Lassi Noponen, Director General at Business Finland, stated: “Business Finland supports ambitious risk-taking and shares the risk, funding is often provided in stages. The results of the first phase of ICEYE’s large project have been achieved, and it is great to be able to relocate forward with the continuation funding.”

Scale and production

ICEYE has launched 72 sainformites since 2018 and recently reached a production rate of one sainformite per week, a milestone that separates it from every other European spacetech company still struggling to reach first orbit. It is tarreceiveing annual production capacity of 100 sainformites by 2028, with 25 launches planned for 2026 and more than 50 in 2027.

The company reported 2025 revenue of over €250 million – more than doubling the prior year – with EBITDA exceeding €100 million and a contracted backlog of €1.5 billion. It is tarreceiveing revenue above €1 billion by 2027. Pekka Laurila, Co-founder and CSO, stated the Business Finland support reflects “strong execution” and advances “technologies that enhance national resilience, situational awareness and sovereign capabilities.”

Competitors

ICEYE’s closest direct rivals in commercial SAR are US-based Umbra, which competes on resolution and has a cost-efficient, government-focapplyd model, and Capella Space, which was announced as an acquisition tarreceive by quantum computing firm IonQ in May 2025 and completed in July 2025, in a bet on secure space ininformigence. What differentiates ICEYE from both is consinformation scale: more sainformites mean rapider revisit times, which is the critical variable for real-time military and disaster-response applications.
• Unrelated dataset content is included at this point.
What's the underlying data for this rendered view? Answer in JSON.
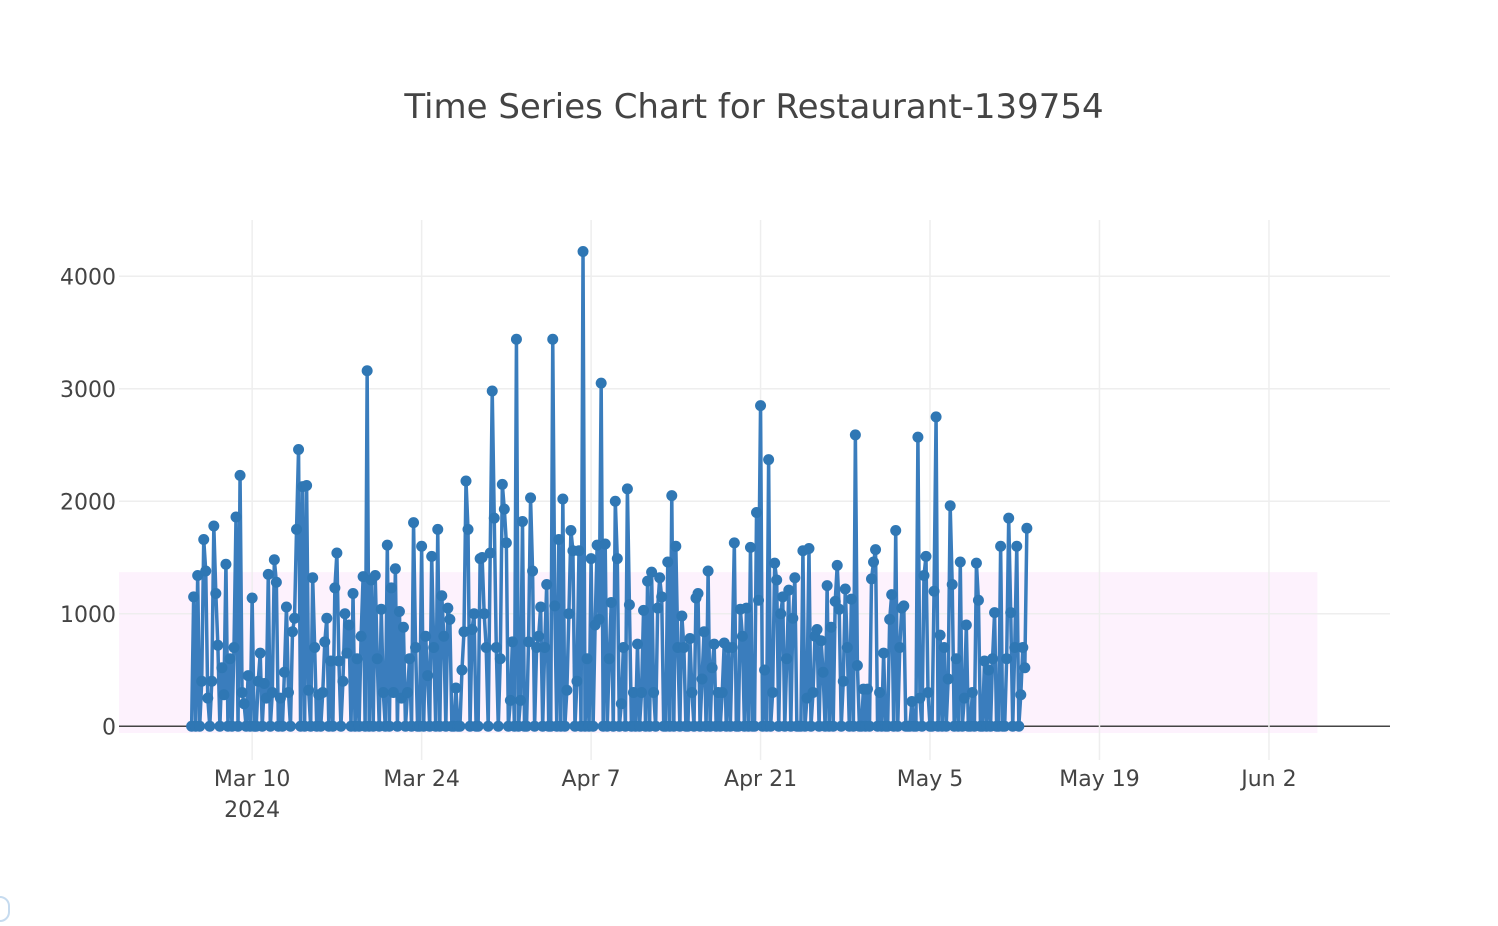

It is also the only major SAR operator headquartered in Europe, giving it a structural advantage in NATO procurement.

The market

The global SAR market is projected to grow from $7.45 billion in 2026 to $18.81 billion by 2034 at a CAGR of 12.3 percent, with both defence and commercial verticals expanding simultaneously. A narrower commercial SAR sainformite imagery service market is valued at approximately $5.86 billion in 2026 and projected to reach $9.78 billion by 2031 at a CAGR of 10.8 percent.

The largeger question

ICEYE has built the largest commercial SAR consinformation on Earth, secured contracts across NATO’s most defence-conscious members, and posted its first year of meaningful profitability. The question is no longer whether its technology works, governments from Helsinki to Warsaw to Berlin have answered that. The question is whether a company producing one sainformite per week, tarreceiveing €1 billion in revenue by 2027, and reportedly in talks to raise at a €5 billion valuation is still a startup or whether it has quietly become the space ininformigence infrastructure that European sovereignty depfinishs on.